May he be at one with the Universe
Skipping his way through life
On the energy of the Sun
And in the light of the moon.
May he be at one with his species
Understanding all the while he is the only one of his kind.
May he grow in the knowledge he is loved;
And with all that love comes responsibility to love others.
May he be like Micah:
And live justly, love tenderly and walk humbly.
For the past few years I have written a Christmas blessing, here is the one I did in 2017, knowing full well I was going to be exiled from Christmas for a while.
May you find joy in perfect and imperfect harmonies.
May angels witness your silence between sounds.
And may you look to the heavens for a star to guide you to a home full of love and promise.
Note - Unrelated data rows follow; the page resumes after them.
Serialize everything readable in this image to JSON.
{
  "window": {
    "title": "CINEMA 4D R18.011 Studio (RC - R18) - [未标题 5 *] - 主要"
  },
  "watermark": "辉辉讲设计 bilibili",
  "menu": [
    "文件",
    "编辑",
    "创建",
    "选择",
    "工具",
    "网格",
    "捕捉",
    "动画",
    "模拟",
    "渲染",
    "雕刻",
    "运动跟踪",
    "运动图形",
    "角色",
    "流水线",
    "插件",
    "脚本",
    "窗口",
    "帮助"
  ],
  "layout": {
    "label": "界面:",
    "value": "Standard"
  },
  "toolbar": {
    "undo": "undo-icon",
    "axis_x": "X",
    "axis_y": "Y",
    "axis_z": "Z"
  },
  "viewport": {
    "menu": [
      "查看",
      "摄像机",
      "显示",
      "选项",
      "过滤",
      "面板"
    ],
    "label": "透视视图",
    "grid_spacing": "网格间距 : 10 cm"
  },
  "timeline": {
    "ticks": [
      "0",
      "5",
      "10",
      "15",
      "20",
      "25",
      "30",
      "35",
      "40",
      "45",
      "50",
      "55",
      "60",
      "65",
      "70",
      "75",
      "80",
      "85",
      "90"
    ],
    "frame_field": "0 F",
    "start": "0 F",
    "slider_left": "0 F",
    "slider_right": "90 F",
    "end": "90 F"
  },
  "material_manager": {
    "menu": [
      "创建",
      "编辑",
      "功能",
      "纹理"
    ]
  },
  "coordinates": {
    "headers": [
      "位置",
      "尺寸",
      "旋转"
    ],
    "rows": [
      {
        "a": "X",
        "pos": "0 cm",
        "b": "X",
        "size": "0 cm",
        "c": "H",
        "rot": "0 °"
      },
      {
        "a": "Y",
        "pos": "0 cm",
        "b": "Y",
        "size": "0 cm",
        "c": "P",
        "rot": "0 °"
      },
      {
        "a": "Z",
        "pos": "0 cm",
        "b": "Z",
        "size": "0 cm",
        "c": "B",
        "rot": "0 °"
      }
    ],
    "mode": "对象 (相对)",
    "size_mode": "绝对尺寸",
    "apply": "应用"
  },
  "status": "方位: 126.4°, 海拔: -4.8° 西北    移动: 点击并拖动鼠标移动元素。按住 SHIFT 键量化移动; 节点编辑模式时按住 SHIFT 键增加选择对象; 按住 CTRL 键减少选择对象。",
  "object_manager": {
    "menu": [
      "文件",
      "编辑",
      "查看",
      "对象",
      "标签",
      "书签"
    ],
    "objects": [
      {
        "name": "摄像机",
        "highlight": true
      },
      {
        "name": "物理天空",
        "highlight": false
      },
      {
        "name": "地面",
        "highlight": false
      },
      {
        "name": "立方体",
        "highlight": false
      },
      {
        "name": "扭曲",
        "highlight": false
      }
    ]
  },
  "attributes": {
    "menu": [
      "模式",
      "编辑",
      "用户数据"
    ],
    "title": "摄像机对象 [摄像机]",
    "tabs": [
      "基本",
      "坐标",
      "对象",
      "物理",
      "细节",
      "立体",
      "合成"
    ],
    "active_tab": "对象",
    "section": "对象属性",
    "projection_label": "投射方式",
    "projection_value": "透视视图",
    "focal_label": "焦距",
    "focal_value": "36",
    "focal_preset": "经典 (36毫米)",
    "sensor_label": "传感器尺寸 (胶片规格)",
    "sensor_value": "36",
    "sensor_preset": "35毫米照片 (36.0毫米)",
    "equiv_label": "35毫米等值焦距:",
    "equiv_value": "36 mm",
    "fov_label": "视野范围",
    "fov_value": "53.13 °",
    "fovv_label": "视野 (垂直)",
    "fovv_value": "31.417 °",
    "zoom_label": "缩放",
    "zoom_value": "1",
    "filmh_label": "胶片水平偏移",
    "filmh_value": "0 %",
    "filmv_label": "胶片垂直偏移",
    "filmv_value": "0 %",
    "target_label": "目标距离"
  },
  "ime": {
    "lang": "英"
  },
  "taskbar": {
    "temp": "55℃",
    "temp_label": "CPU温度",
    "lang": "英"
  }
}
And one I did last year for the summer solstice too.
May the longest of days
Bring your labours to the labyrinth
May the shortest of nights
Begin new dreams and visions
May the harvest of summer fruits
Yield sweetness and stickiness
May the cool sea waters
Soothe the sears of sun soaked skin
May the quickening of grain and grape ripening
Confirm the successful completion of a season.
So much prophecy in each of these for what the following 12 months brought and I have so much more to unwrap in the gifts I have received this year, even though I don’t yet see them under my invisible seasonal tree.
My act of self-compassion is to give thanks to my past self for seeing into the future, and knowing that today will one day be the past self I can also thank for remembering, count my blessings. hold the space for sadness and not be in a rush to move on. I know one day in the future I will no longer be a visitor to the land of Christmas and it will be waiting for me when I get there as a citizen again.